„Würdetafeln“ aus der JVA Wolfenbüttel

Mit den Würdetafeln aus Holz will der Gefängnisseelsorger Markus Galonska die Würde aller Menschen unterstreichen – gerade auch zum 75. Jubiläum des Grundgesetzes.

Hinter Gittern haben Häftlinge aus Wolfenbüttel in der Arbeitstherapie Würdetafeln aus Holz hergestellt.

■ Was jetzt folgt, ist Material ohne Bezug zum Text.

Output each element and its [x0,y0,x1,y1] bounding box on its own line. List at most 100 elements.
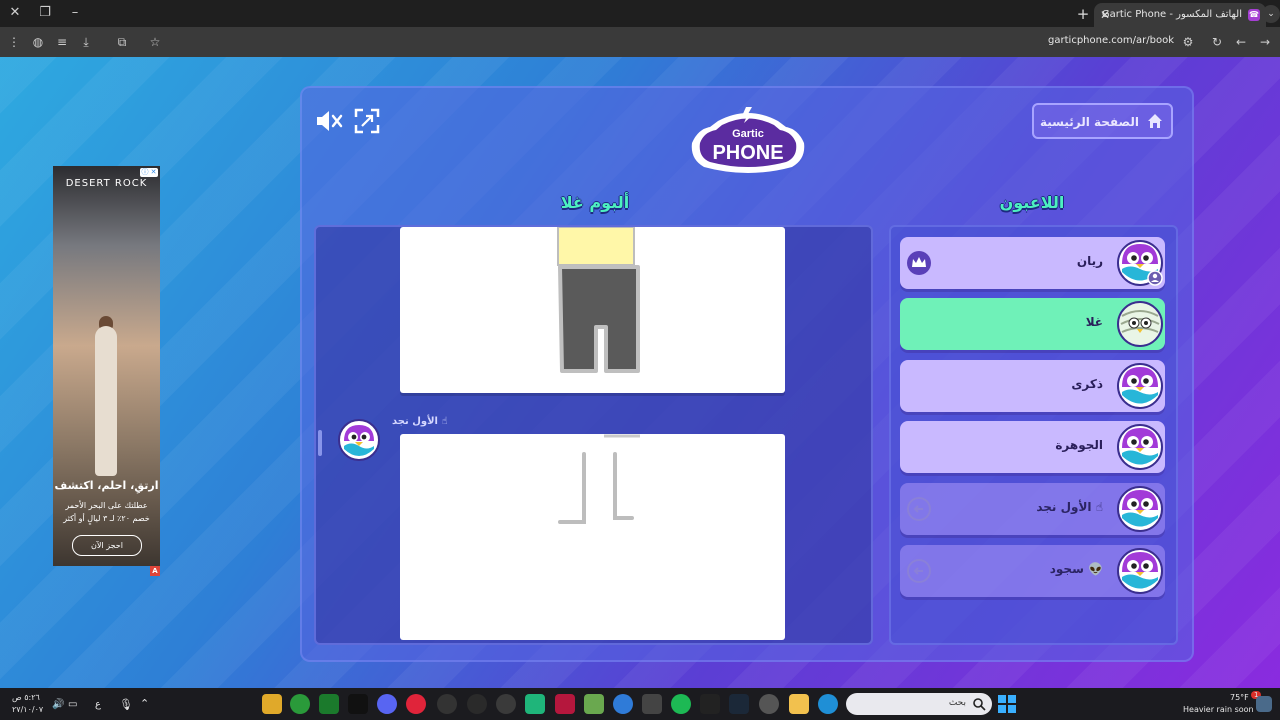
app-icon[interactable] [262,694,282,714]
windows-start-icon[interactable] [997,694,1017,714]
player-row: الجوهرة [900,421,1165,473]
new-tab-button[interactable]: + [1072,3,1094,25]
edge-icon[interactable] [818,694,838,714]
input-language[interactable]: ع [95,699,101,710]
reload-icon[interactable]: ↻ [1208,33,1226,51]
player-row: ذكرى [900,360,1165,412]
drawing-pants [557,226,640,373]
xbox-icon[interactable] [290,694,310,714]
mute-icon[interactable] [314,107,344,135]
player-name: الأول نجد ☝ [1036,500,1103,514]
capcut-icon[interactable] [700,694,720,714]
home-button-label: الصفحة الرئيسية [1039,115,1139,129]
player-left-icon [907,497,931,521]
extensions-icon[interactable]: ⧉ [113,33,131,51]
settings-icon[interactable] [759,694,779,714]
bookmark-star-icon[interactable]: ☆ [146,33,164,51]
home-button[interactable]: الصفحة الرئيسية [1032,103,1173,139]
player-name: ذكرى [1071,377,1103,391]
app-icon[interactable] [437,694,457,714]
tab-search-icon[interactable]: ⌄ [1262,5,1280,23]
browser-tab[interactable]: ✕ Gartic Phone - الهاتف المكسور ☎ [1094,3,1266,27]
player-avatar [1117,424,1163,470]
album-scrollbar[interactable] [318,430,322,456]
fullscreen-icon[interactable] [352,107,382,135]
drawing-card [400,434,785,640]
sync-icon[interactable] [467,694,487,714]
weather-desc[interactable]: Heavier rain soon [1183,705,1254,714]
drawing-legs [558,434,640,524]
restore-window-icon[interactable]: ❐ [35,4,55,22]
ad-badge-icon: A [150,566,160,576]
tab-title: Gartic Phone - الهاتف المكسور [1101,9,1242,20]
xbox-app-icon[interactable] [319,694,339,714]
address-bar: ⋮ ◍ ≡ ⤓ ⧉ ☆ garticphone.com/ar/book ⚙ ↻ … [0,27,1280,57]
windows-taskbar: ٥:٢٦ ص ٢٧/١٠/٠٧ 🔊 ▭ ع 🎙 ⌃ بحث 75°F Heavi… [0,688,1280,720]
weather-icon[interactable] [1256,696,1272,712]
player-name: سجود 👽 [1049,562,1103,576]
app-icon[interactable] [671,694,691,714]
site-settings-icon[interactable]: ⚙ [1179,33,1197,51]
microphone-icon[interactable]: 🎙 [119,698,133,711]
minimize-window-icon[interactable]: – [65,4,85,22]
ad-banner[interactable]: ⓘ ✕ DESERT ROCK ارتقِ، احلم، اكتشف عطلتك… [53,166,160,566]
clock-time[interactable]: ٥:٢٦ ص [12,693,40,702]
discord-icon[interactable] [377,694,397,714]
network-icon[interactable]: ▭ [68,699,77,710]
svg-text:PHONE: PHONE [712,142,783,164]
minecraft-icon[interactable] [584,694,604,714]
weather-temp[interactable]: 75°F [1230,693,1249,702]
gartic-phone-logo: Gartic PHONE [691,107,805,173]
volume-icon[interactable]: 🔊 [52,699,64,710]
forward-icon[interactable]: ← [1232,33,1250,51]
author-avatar [338,419,380,461]
players-title: اللاعبون [999,193,1065,212]
search-icon [973,698,986,711]
player-avatar [1117,548,1163,594]
player-name: غلا [1085,315,1103,329]
back-icon[interactable]: → [1256,33,1274,51]
player-avatar [1117,486,1163,532]
player-avatar [1117,240,1163,286]
download-icon[interactable]: ⤓ [77,33,95,51]
chrome-icon[interactable] [613,694,633,714]
host-crown-icon [907,251,931,275]
ad-headline: ارتقِ، احلم، اكتشف [54,479,159,492]
player-left-icon [907,559,931,583]
ad-cta-button[interactable]: احجز الآن [72,535,142,556]
ad-brand: DESERT ROCK [65,178,148,189]
chatgpt-icon[interactable] [496,694,516,714]
drawing-card [400,226,785,393]
player-row: غلا [900,298,1165,350]
player-avatar [1117,363,1163,409]
taskbar-search-input[interactable]: بحث [846,693,992,715]
player-avatar [1117,301,1163,347]
file-explorer-icon[interactable] [789,694,809,714]
browser-tab-bar: ✕ ❐ – + ✕ Gartic Phone - الهاتف المكسور … [0,0,1280,27]
album-author-name: الأول نجد ☝ [392,416,448,427]
clock-date[interactable]: ٢٧/١٠/٠٧ [12,705,43,714]
menu-dots-icon[interactable]: ⋮ [5,33,23,51]
app-icon[interactable] [525,694,545,714]
adobe-icon[interactable] [555,694,575,714]
player-name: ريان [1076,254,1103,268]
steam-icon[interactable] [729,694,749,714]
media-app-icon[interactable] [406,694,426,714]
home-icon [1148,114,1162,128]
reading-list-icon[interactable]: ≡ [53,33,71,51]
adchoices-icon[interactable]: ⓘ ✕ [140,168,158,177]
tiktok-icon[interactable] [348,694,368,714]
profile-icon[interactable]: ◍ [29,33,47,51]
ad-subtext: عطلتك على البحر الأحمر خصم ٢٠٪ لـ ٣ ليال… [63,501,150,523]
ad-person-image [95,326,117,476]
player-row: ريان [900,237,1165,289]
search-placeholder: بحث [948,698,966,708]
player-name: الجوهرة [1055,438,1103,452]
url-text[interactable]: garticphone.com/ar/book [1048,35,1174,46]
player-row: الأول نجد ☝ [900,483,1165,535]
close-window-icon[interactable]: ✕ [5,4,25,22]
tray-chevron-icon[interactable]: ⌃ [140,697,149,710]
player-row: سجود 👽 [900,545,1165,597]
phone-favicon-icon: ☎ [1248,9,1260,21]
app-icon[interactable] [642,694,662,714]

Das Logo des Bonner Künstlers und Diakons Ralf Knoblauch enthält das Abbild einer Krone, darüber wurde das Wort „Würde“, darunter das Wort „unantastbar“ mit Brennstempeln in die Holztafel hineingebrannt.

„Ein wichtiger Grundsatz für mich als Seelsorger in der JVA ist, dass jeder Mensch eine `königliche Würde` von Gott bekommen hat. Aus dieser Würde fällt kein Mensch heraus, auch nicht, wenn er Straftaten begangen hat“, unterstreicht Markus Galonska. „Für mich bedeutet das, ich begegne in der JVA einem Menschen und nicht einem Inhaftierten. Beim Inhaftierten verbindet man sofort den Menschen mit seiner Tat. Das mache ich nicht. Die Taten können abscheulich sein, die entschuldige ich auch nicht. Aber seine Würde kann ein Mensch niemals verlieren. Die Würde ist der Grund dafür, dass er bereuen und sich ändern kann. Um dahin zu gelangen, muss er diese Würde gespiegelt bekommen“, ist sich der Seelsorger gewiss.

Zum 75. Geburtstag des Grundgesetzes stellt das Niedersächsische Justizministerium in einer Instagram-Reihe einzelne Grundrechte vor. „Wir sind mit einem 30-sekündigen Video zum Artikel 12 Absatz 3 an der Reihe“, beschreibt Galonska. Im Artikel 12 geht es um die Berufsfreiheit, in Absatz 3 steht, dass Zwangsarbeit nur in Justizvollzugsanstalten gerichtlich angeordnet werden könne. „In der JVA wird die Arbeit zwar angeordnet, das hat aber mehrere Aspekte. Beispielsweise, dass Arbeit in Haft ein Privileg sein kann. Die Menschen haben mit dem Produkt direkt zu tun und bekommen ein gutes Feedback für Ihre Arbeit, was ihre Würde unterstreicht. Das ist in diesem Fall keine Maßnahme gegen die Würde, sondern unterstützt ihre Würde“, betont der Gefängnisseelsorger.

Die Idee mit den Holztafeln stammt von Ralf Knoblauch. Auf die Anfrage des Künstlers an die Geschäftsstelle der katholischen Gefängnisseelsorge in Deutschland, welche JVA diese Tafeln in seinen Werkstätten herstellen kann, hat Galonska direkt für das Gefängnis in Wolfenbüttel sein „Ja“ signalisiert. Schnell waren die Brennstempel mit den Wörtern bestellt, die Krone hat Galonska nach einer Vorlage mit einem Linoleumschnitt selbst hergestellt. „Das Holz wird aus alten Paletten ausgesägt, dann Vorderseite und Kanten ganz weich geschliffen, die Rückseite wird nur ganz leicht angeschliffen, damit man das Naturmaterial spüren kann“, beschreibt Galonska die Arbeitsgänge vor dem Stempeln. Den dritten Brennstempelt mit der Aufschrift „KnastKunst“ für die Rückseite der Tafel ist gerade in der Mache, freut sich der Gefängnisseelsorger.

Galonska erläutert, wie wichtig Arbeit für die Insassen ist: „Es gibt einen Dreiergrundsatz: Etwas, womit ich mich beschäftige, muss verstehbar sein, es muss handhabbar sein und es muss Sinn ergeben.“ Und der Sinn sei gegeben, da die Würdetafeln bereits hundertfach angefordert wurden. So auch von Pastoralassistentin Monika Migge aus Peine. „Ich plane mit den Würde-Tafeln aus der JVA in Wolfenbüttel am 1. Juni zum Historischen Marktplatz in Peine zu gehen, um dort auf dem Fest der Kulturen die Katholische Kirche zu vertreten und mit den Menschen über die Menschenwürde und christliche Werte ins Gespräch zu kommen“, sagt Migge. Veranstalter des Festes ist das Bündnis für Toleranz. Abgegeben werden die Tafeln gegen eine Spende.